И наша восьмерка решила избавиться от них. Мы знали, что никакие просьбы и заявления не помогут: ведь конвой был с ними заодно. Потому мы пошли на довольно подловатую хитрость (нам тоже Бог простит!). Во время стоянки было выброшено письмо, в котором говорилось, что в нашем вагоне блатнячки готовятся к побегу, что ножами они хотят вскрыть пол и удрать на ходу поезда. Через полчаса в вагон вскочили конвоиры, сделали тщательный шмон, нашли ножи и посадили блатнячек в вагон-карцер. Дальнейший путь протекал у нас спокойно. После месяца пути мы прибыли в сельскохозяйственный лагерь — отделение Суслово, где были сразу изолированы в карантине. Этот карантин был сам по себе инкубатором всяких болезней. Теснота, липкая черноземная грязь, тучи блох и клопов. На нарах мест не хватало, спали под нарами.
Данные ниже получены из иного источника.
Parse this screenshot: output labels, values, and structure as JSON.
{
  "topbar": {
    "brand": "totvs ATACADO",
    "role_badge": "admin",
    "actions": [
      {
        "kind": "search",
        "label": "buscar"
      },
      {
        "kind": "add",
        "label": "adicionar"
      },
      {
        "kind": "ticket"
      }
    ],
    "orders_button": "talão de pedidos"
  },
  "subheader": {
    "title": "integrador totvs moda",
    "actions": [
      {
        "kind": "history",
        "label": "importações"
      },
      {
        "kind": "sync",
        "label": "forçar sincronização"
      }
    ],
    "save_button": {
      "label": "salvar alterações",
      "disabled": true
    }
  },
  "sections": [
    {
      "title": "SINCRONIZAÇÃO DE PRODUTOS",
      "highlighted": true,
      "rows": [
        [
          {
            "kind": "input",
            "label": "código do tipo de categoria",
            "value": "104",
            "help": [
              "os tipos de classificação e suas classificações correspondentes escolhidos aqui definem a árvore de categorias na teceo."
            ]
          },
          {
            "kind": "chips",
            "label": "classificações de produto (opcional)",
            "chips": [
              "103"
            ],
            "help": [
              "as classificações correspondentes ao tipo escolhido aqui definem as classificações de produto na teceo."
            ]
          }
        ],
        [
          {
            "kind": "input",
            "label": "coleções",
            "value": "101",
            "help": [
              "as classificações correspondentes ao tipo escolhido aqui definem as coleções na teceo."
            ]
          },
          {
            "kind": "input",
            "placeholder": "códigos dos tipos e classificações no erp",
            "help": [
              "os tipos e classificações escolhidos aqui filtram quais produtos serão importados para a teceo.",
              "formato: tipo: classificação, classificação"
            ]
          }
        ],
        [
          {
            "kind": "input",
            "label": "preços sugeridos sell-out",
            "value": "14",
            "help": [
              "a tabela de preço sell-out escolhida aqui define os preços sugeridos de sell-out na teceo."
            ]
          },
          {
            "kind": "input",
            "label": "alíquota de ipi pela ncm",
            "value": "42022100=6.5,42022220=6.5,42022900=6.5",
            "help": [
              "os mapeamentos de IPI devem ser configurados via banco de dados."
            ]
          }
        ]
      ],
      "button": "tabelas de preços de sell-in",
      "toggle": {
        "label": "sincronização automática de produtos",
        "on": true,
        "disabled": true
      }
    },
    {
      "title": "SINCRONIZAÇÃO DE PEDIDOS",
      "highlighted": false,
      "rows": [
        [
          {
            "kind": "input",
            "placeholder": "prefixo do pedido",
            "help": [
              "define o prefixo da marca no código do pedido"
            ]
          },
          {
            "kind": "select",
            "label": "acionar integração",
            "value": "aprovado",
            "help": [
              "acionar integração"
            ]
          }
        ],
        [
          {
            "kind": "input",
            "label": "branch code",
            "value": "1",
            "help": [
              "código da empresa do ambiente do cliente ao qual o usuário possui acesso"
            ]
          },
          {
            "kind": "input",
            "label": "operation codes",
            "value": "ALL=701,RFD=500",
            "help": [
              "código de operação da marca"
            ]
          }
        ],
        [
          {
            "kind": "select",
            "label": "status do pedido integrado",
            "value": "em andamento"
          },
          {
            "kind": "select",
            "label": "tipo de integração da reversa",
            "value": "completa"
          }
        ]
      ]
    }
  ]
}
Однажды в барак зашел начальник культурно-воспитательной части отделения. Он набирал артистов в культбригаду. Кто-то из моих спутниц по этапу «выдал» меня, и после карантина я уже лепила куклы в маленькой рабочей комнате отделенческого клуба. (Весь сусловский лагерь считался совхозом, и главное отделение было как бы конторой совхоза.) Этот лагпункт отличался от остальных только большим лазаретом и клубом. А в жилых бараках — те же клопы и блохи, набитые соломой тюфяки без простыней, рваные одеяла. В отличие от северных лагерей здесь зимой бараки почти не отапливались. Люди спали на нарах не раздеваясь, в бушлатах, ватных брюках и валенках. Мне-то было сравнительно хорошо. Я жила при клубе. Это было большое ветхое здание, кишевшее крысами, которое невозможно было натопить. Мы жгли что попало: декорации, подшивки газет, мебель. Однажды во время застольной репетиции один из ребят на минутку отлучился, а когда вернулся, его стул уже догорал в печке. Но все равно, как ни топили, пролитая на стол вода или суп моментально замерзали.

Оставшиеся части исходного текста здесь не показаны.